This post describes a case study where several different large language models (GPT-3, FLAN, Cohere, AI21) were used to label training data for a dramatically smaller model (RoBERTa) that gets the same score on a tough benchmark task, but is 1000x cheaper to deploy. It's interesting to note that using just one of the large language models to label the training data leaves quite a few points on the table; best results come from combining their various proposed labels. So it's not just model distillation—it's classic weak supervision (combining multiple noisy sources of signal to produce higher quality labels in large quantities). Has anyone else tried something similar?

Comments

You must log in or register to comment.

learn-deeply t1_ixew0do wrote on November 22, 2022 at 10:32 PM

tl;dr a thinly disguised ad comparing a zero-shot model with a fine-tuned model, of course the fine tuned model is going to be better. the lack of intellectual honesty really encourages me to try snorkel

also, /u/bradenjh good job pretending that you have no affiliation with the company

bradenjh OP t1_ixeyajh wrote on November 22, 2022 at 10:48 PM

Ha! If I was trying to pretend no affiliation, u/learn-deeply/ I probably wouldn't have a username literally matching the author string of the post?

You may also want to give it another read—the GPT-3 models are fine-tuned, that's the point! (The GPT-3 zero-shot baseline that I assume you're referencing is mentioned once as a curiosity but not compared to beyond that). You can even look at the full cross-product of fine-tuning RoBERTa vs GPT-3 on GT labels vs weak labels. With the larger training sets—the distilled and combined set of ~60k—they score essentially identically (within 0.1 point). i.e. you simply don't need all that GPT-3 capacity; all you need is the relevant information that it has for your problem.

Acceptable-Cress-374 t1_ixg7d43 wrote on November 23, 2022 at 5:01 AM

TBF, the article is pretty SEO-y and heavily uses bolded words that repeat throughout the article.

The research part is top-notch, tho, and opens up a lot of avenues for further training based on the (unusable at the amateur level) LLMs available now. Great work and thanks for sharing!
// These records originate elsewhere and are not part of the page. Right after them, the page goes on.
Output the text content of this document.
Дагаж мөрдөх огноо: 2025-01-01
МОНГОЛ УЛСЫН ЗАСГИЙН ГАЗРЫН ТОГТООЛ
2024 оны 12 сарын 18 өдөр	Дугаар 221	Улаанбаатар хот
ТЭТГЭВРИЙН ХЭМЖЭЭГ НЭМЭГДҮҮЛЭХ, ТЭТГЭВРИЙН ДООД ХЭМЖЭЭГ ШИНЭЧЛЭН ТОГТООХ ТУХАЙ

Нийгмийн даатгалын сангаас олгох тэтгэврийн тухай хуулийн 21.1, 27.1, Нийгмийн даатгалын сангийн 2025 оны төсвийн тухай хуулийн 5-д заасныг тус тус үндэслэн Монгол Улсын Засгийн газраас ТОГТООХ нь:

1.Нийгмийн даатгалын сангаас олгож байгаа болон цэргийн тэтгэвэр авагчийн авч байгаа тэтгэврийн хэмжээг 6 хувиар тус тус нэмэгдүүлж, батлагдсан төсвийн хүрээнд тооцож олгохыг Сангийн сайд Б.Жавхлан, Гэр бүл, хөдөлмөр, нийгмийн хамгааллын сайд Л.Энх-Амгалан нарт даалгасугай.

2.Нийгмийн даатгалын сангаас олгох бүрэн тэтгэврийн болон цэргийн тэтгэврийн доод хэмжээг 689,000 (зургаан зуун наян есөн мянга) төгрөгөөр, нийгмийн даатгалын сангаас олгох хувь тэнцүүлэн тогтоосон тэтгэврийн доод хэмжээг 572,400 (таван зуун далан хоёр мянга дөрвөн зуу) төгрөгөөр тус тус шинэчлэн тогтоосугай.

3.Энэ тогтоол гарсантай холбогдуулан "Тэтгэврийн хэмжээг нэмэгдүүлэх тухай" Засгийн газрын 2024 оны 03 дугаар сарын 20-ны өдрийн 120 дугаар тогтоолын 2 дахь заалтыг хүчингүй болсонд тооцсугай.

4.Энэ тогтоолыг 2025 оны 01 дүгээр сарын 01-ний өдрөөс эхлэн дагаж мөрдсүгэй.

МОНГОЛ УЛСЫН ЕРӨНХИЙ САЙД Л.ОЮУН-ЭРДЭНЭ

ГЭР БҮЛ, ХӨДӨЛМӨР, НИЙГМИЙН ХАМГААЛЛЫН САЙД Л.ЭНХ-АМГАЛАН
bradenjh OP t1_ixf191u wrote on November 22, 2022 at 11:10 PM

Microsoft had a relevant paper a few months back that was pretty good and quite relevant. They also reported seeing smaller models outperform larger ones post-distillation:

"In terms of accuracy, we observe in the experiments from section 3.3 that the in-house models trained with GPT-3 labels can often outperform raw GPT-3. We argue that by using data labeled by GPT-3, we are essentially performing self-training: the predictions on unlabeled samples act as regularization on induced models and help improve the performance."

Not the same approach of combining multiple sources, but a similar flavor.
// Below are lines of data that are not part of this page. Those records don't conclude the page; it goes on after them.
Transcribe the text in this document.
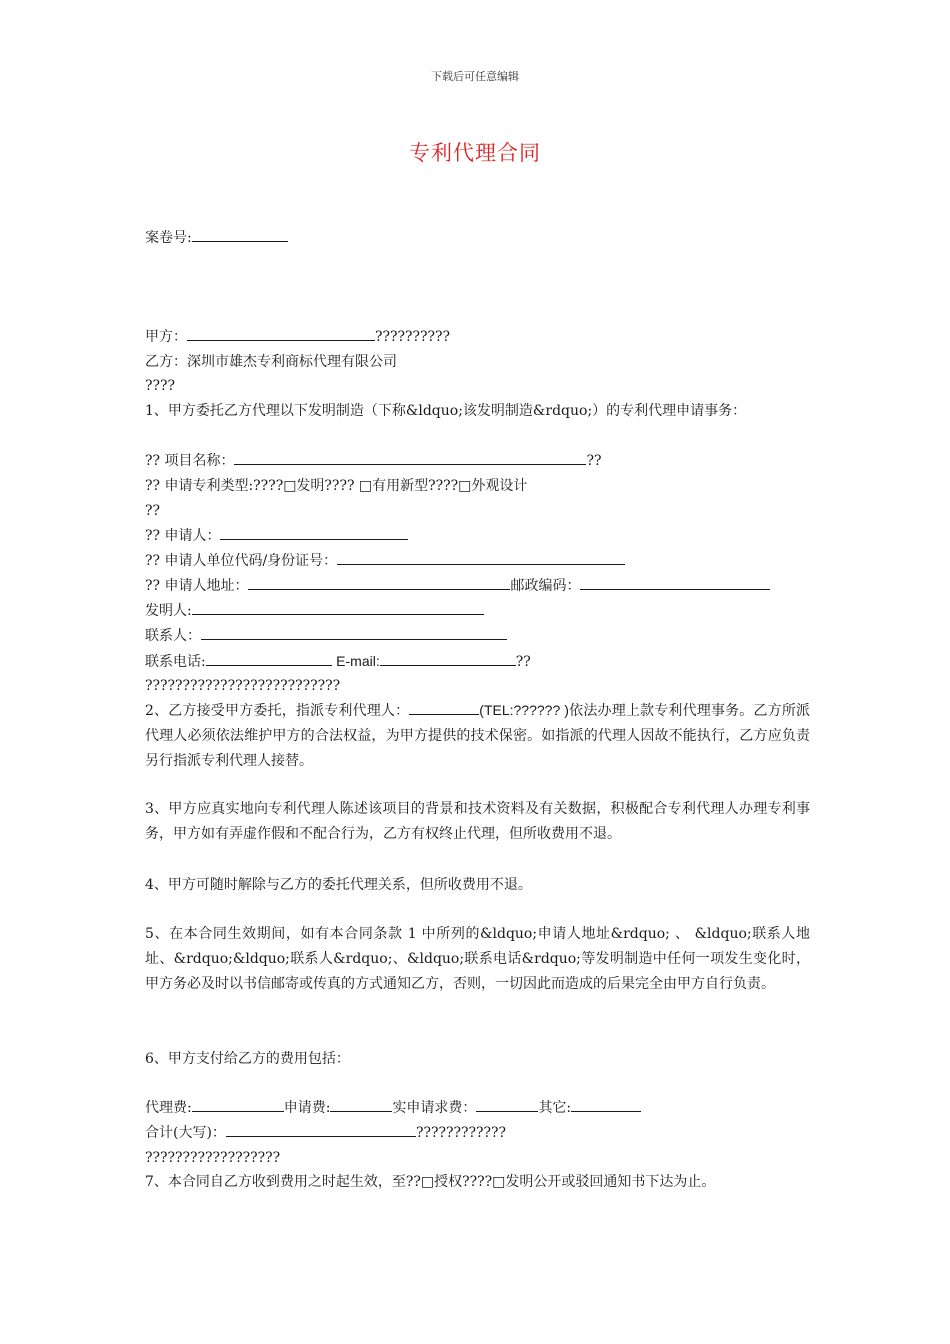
下载后可任意编辑
专利代理合同
案卷号:
甲方：	??????????
乙方：深圳市雄杰专利商标代理有限公司
????
1、甲方委托乙方代理以下发明制造（下称&ldquo;该发明制造&rdquo;）的专利代理申请事务：
?? 项目名称：	??
?? 申请专利类型:????□发明???? □有用新型????□外观设计
??
?? 申请人：
?? 申请人单位代码/身份证号：
?? 申请人地址：	邮政编码：
发明人:
联系人：
联系电话:	E-mail:	??
??????????????????????????
2、乙方接受甲方委托，指派专利代理人：	(TEL:?????? )依法办理上款专利代理事务。乙方所派代理人必须依法维护甲方的合法权益，为甲方提供的技术保密。如指派的代理人因故不能执行，乙方应负责另行指派专利代理人接替。
3、甲方应真实地向专利代理人陈述该项目的背景和技术资料及有关数据，积极配合专利代理人办理专利事务，甲方如有弄虚作假和不配合行为，乙方有权终止代理，但所收费用不退。
4、甲方可随时解除与乙方的委托代理关系，但所收费用不退。
5、在本合同生效期间，如有本合同条款 1 中所列的&ldquo;申请人地址&rdquo; 、 &ldquo;联系人地址、&rdquo;&ldquo;联系人&rdquo;、&ldquo;联系电话&rdquo;等发明制造中任何一项发生变化时，甲方务必及时以书信邮寄或传真的方式通知乙方，否则，一切因此而造成的后果完全由甲方自行负责。
6、甲方支付给乙方的费用包括：
代理费:	申请费:	实申请求费：	其它:
合计(大写)：	????????????
??????????????????
7、本合同自乙方收到费用之时起生效，至??□授权????□发明公开或驳回通知书下达为止。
ayse_ww t1_ixgbva3 wrote on November 23, 2022 at 5:48 AM

This is quite interesting. Is such self-training scheme similar to recurrent network?

visarga t1_ixggjfm wrote on November 23, 2022 at 6:42 AM

> Has anyone else tried something similar?

Trying it right now, but instead of using GPT-3 I am splitting the data like cross-validation and training ensembles of models. Ensemble disagreement =~ error rate.

_Arsenie_Boca_ t1_ixgjhjp wrote on November 23, 2022 at 7:20 AM

As interesting as weak supervision is, the main takeaway is that using LLM few-shot predictions as labels to train a small model is a great approach to save labeling costs. Using snorkel on top means you have to query multiple LLMs and have snorkel as additional complexity, yielding only a few extra points. Perhaps those extra points also could have been achieved by letting the LLM label a few more samples or giving it a few more shots to get better labels

farmingvillein t1_ixoyqey wrote on November 25, 2022 at 3:48 AM

What is "GT"? The article does not appear to define.

bradenjh OP t1_ixt8qeu wrote on November 26, 2022 at 4:01 AM

"Ground Truth" or manual labels from an expert (as opposed to labels created programmatically with weak supervision).